Ce condamné à mort au Texas, dans des conditions douteuses, vient d'obtenir la possibilité de faire réaliser des analyses ADN. Une occasion de s'interroger sur la justice américaine.

ActualitéRégion Île-de-France & Grand Paris Publié le ,

Aujourd’hui âgé de 50 ans, Hank Skinner a été condamné à mort en mars 1995 pour un triple meurtre commis le 31 décembre 1993, celui de sa petite amie Twila et de ses deux fils. Les analyses sanguines réalisées sur lui ont révélé un taux élevé de codéine ainsi qu’un taux d’alcoolémie valant deux fois la limite légale au Texas. Tombé dans un état de stupeur comateuse dans la soirée du drame, il était encore incapable de se tenir debout lors de son arrestation, quelques heures après. Or il a été prouvé qu’une grande force physique avait été nécessaire pour tuer Twila. Hank a néanmoins été inculpé de ce triple meurtre. De nombreuses irrégularités ont marqué son procès : des témoins à décharge non entendus et une voisine menacée par la police alors qu’elle voulait témoigner pour Hank, d’autres témoins présentant des signes de conflits d’intérêt, des pièces à conviction volatilisées, l’absence de tests ADN, etc. Son épouse française, Sandrine Ageorges-Skinner, a mené de nombreuses démarches pour obtenir la révision de ce procès. Après de multiples péripéties, l’exécution a été fixée au 24 mars 2010, mais la Cour suprême des Etats-Unis a suspendu l’exécution 45 minutes avant l’heure prévue.

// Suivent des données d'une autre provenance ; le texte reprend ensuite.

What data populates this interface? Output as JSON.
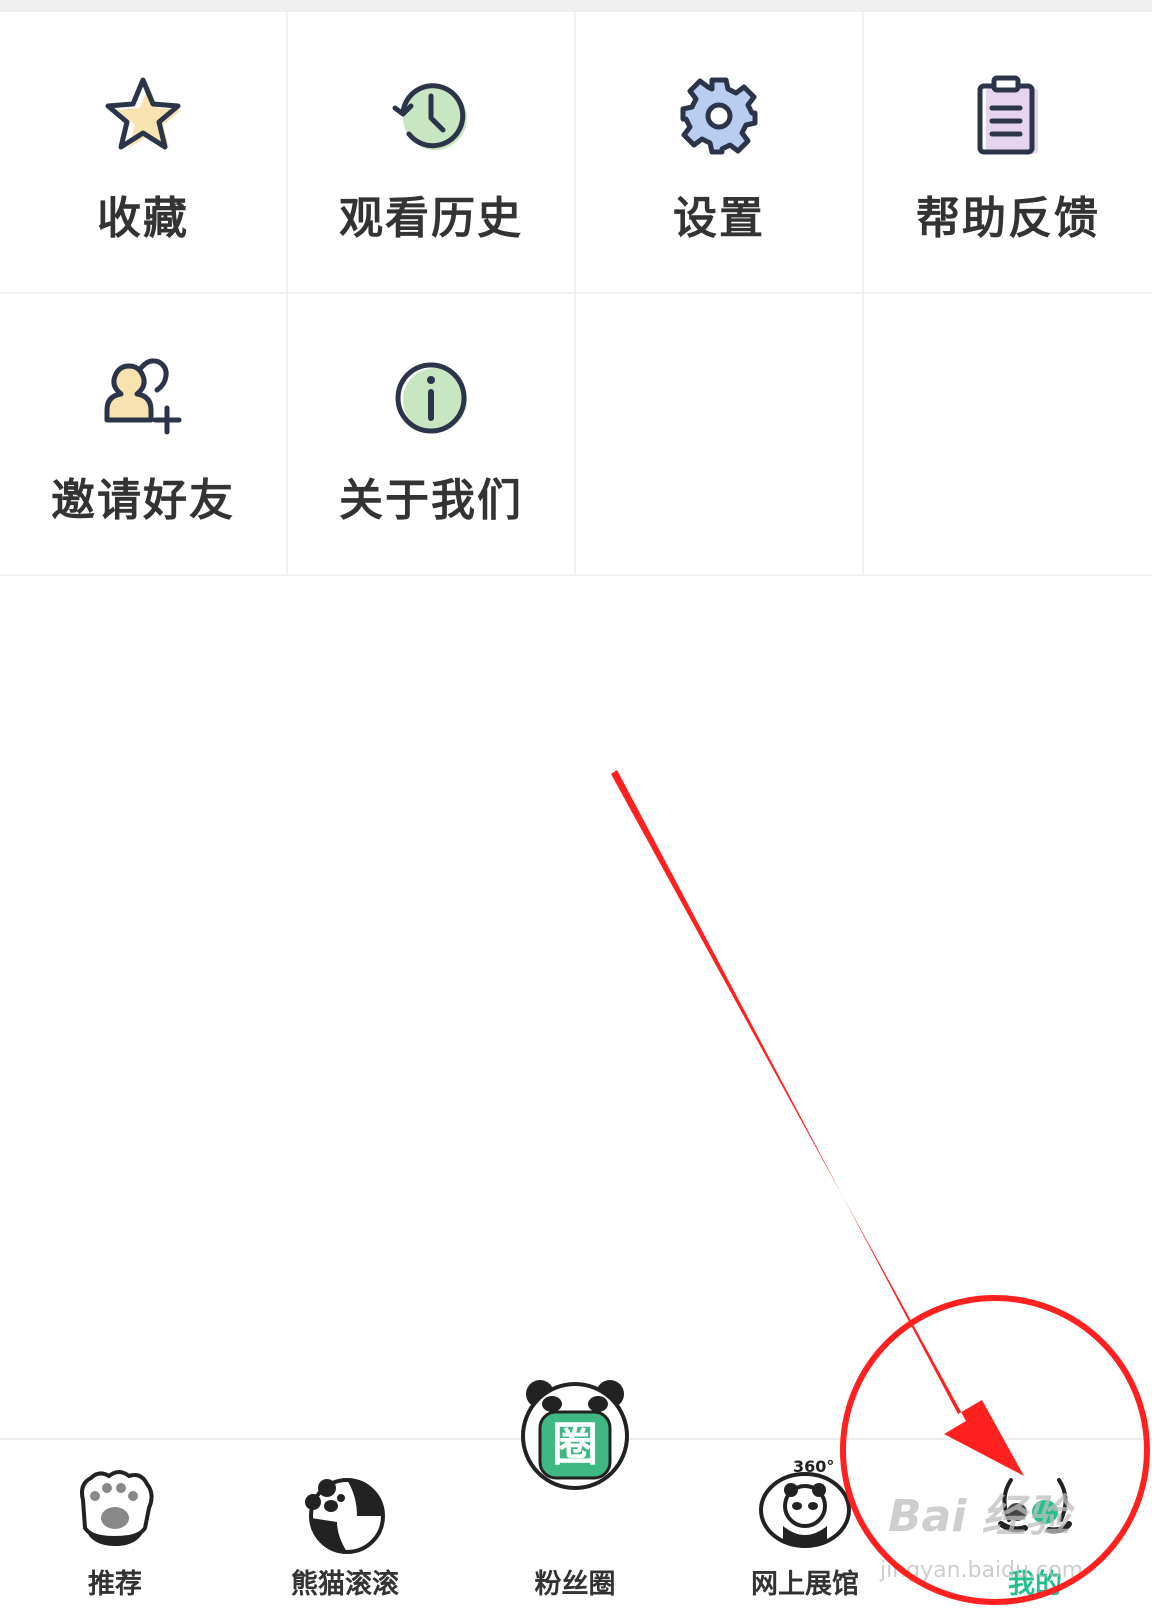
{
  "menu": {
    "items": [
      {
        "label": "收藏",
        "icon": "star-icon"
      },
      {
        "label": "观看历史",
        "icon": "history-clock-icon"
      },
      {
        "label": "设置",
        "icon": "gear-icon"
      },
      {
        "label": "帮助反馈",
        "icon": "clipboard-icon"
      },
      {
        "label": "邀请好友",
        "icon": "add-user-icon"
      },
      {
        "label": "关于我们",
        "icon": "info-icon"
      }
    ]
  },
  "nav": {
    "items": [
      {
        "label": "推荐",
        "icon": "panda-paw-icon"
      },
      {
        "label": "熊猫滚滚",
        "icon": "rolling-panda-icon"
      },
      {
        "label": "粉丝圈",
        "icon": "panda-fan-circle-icon"
      },
      {
        "label": "网上展馆",
        "icon": "panda-360-icon"
      },
      {
        "label": "我的",
        "icon": "panda-profile-icon",
        "active": true
      }
    ]
  },
  "watermark": {
    "line1": "Bai 经验",
    "line2": "jingyan.baidu.com"
  },
  "colors": {
    "accent": "#23c08a",
    "annotation": "#ff2020",
    "text": "#333333"
  }
}
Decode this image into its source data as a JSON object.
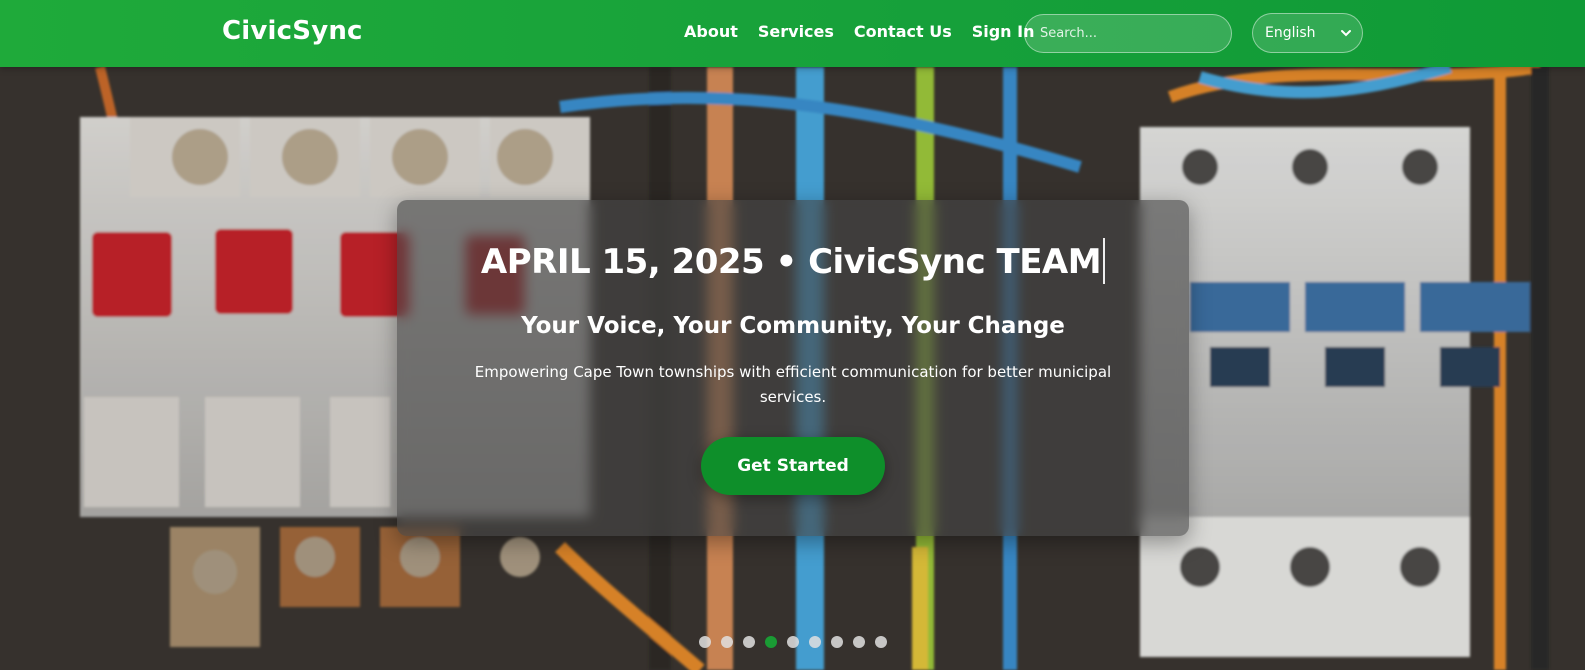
{
  "header": {
    "brand": "CivicSync",
    "nav": [
      {
        "label": "About"
      },
      {
        "label": "Services"
      },
      {
        "label": "Contact Us"
      },
      {
        "label": "Sign In"
      }
    ],
    "search": {
      "placeholder": "Search...",
      "value": ""
    },
    "language": {
      "selected": "English"
    }
  },
  "hero": {
    "headline": "APRIL 15, 2025 • CivicSync TEAM",
    "subtitle": "Your Voice, Your Community, Your Change",
    "description": "Empowering Cape Town townships with efficient communication for better municipal services.",
    "cta_label": "Get Started",
    "carousel": {
      "slide_count": 9,
      "active_index": 3
    }
  },
  "colors": {
    "brand_green": "#1faa3a",
    "cta_green": "#0e8f2a",
    "active_dot": "#1a9b34"
  }
}
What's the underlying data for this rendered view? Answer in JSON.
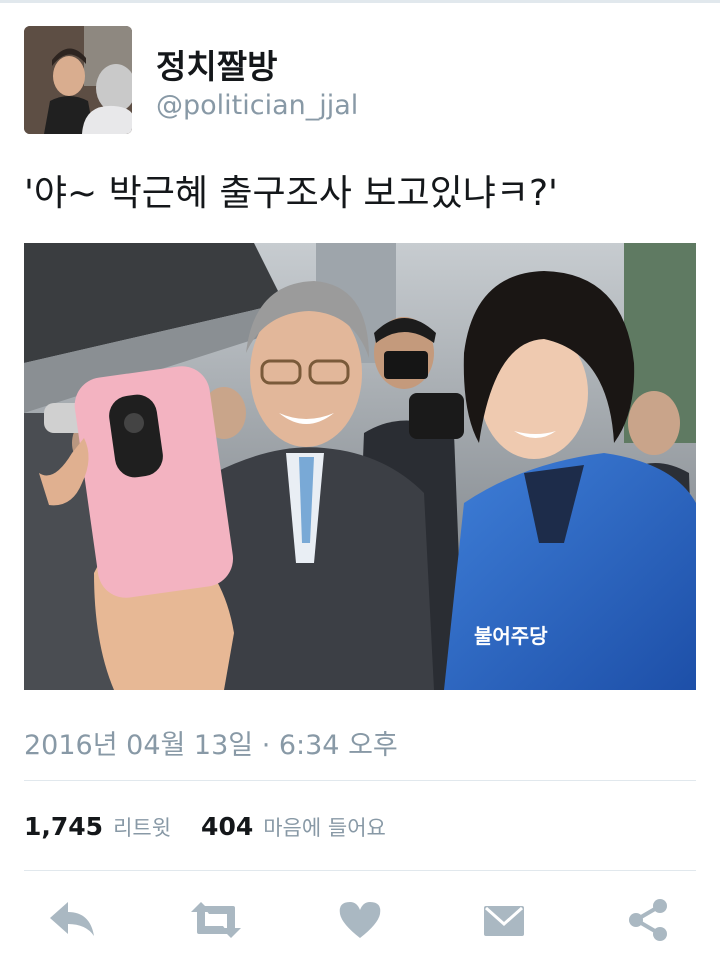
{
  "tweet": {
    "display_name": "정치짤방",
    "handle": "@politician_jjal",
    "text": "'야~ 박근혜 출구조사 보고있냐ㅋ?'",
    "timestamp": "2016년 04월 13일 · 6:34 오후"
  },
  "stats": {
    "retweets_count": "1,745",
    "retweets_label": "리트윗",
    "likes_count": "404",
    "likes_label": "마음에 들어요"
  },
  "photo": {
    "jacket_text": "불어주당"
  },
  "actions": [
    {
      "name": "reply",
      "icon": "reply-icon"
    },
    {
      "name": "retweet",
      "icon": "retweet-icon"
    },
    {
      "name": "like",
      "icon": "heart-icon"
    },
    {
      "name": "message",
      "icon": "envelope-icon"
    },
    {
      "name": "share",
      "icon": "share-icon"
    }
  ],
  "colors": {
    "text": "#14171a",
    "muted": "#8899a6",
    "icon": "#aab8c2",
    "divider": "#e1e8ed"
  }
}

Pendant longtemps, la justice texane n’a pas accepté d’examiner l’ensemble des traces ADN, alors que certaines ne correspondent pas à celui de Hank, refusant également de transmettre les éléments matériels saisis sur la scène de crime afin que des tests privés puissent être effectués. Finalement, l’État du Texas a accepté que soient effectués les tests requis par la défense, mais en refusant d’en assumer le coût, soit 17 000 dollars. Une souscription sur Internet ayant permis de rassembler cette somme, les tests vont être réalisés prochainement.

Cette affaire amène à s’interroger sur le système judiciaire outre-Atlantique. Rappelons que les juges américains sont élus, et doivent donc donner à leurs concitoyens des gages de leur fermeté face à la délinquance. Quant à la police, ce ne serait pas la première fois qu’elle aurait « oublié » des éléments à décharge après avoir trouvé un présumé coupable. Les justiciables peuvent s’en sortir avec de bons avocats et en ameutant l’opinion publique, mais tous n’en ont pas les moyens.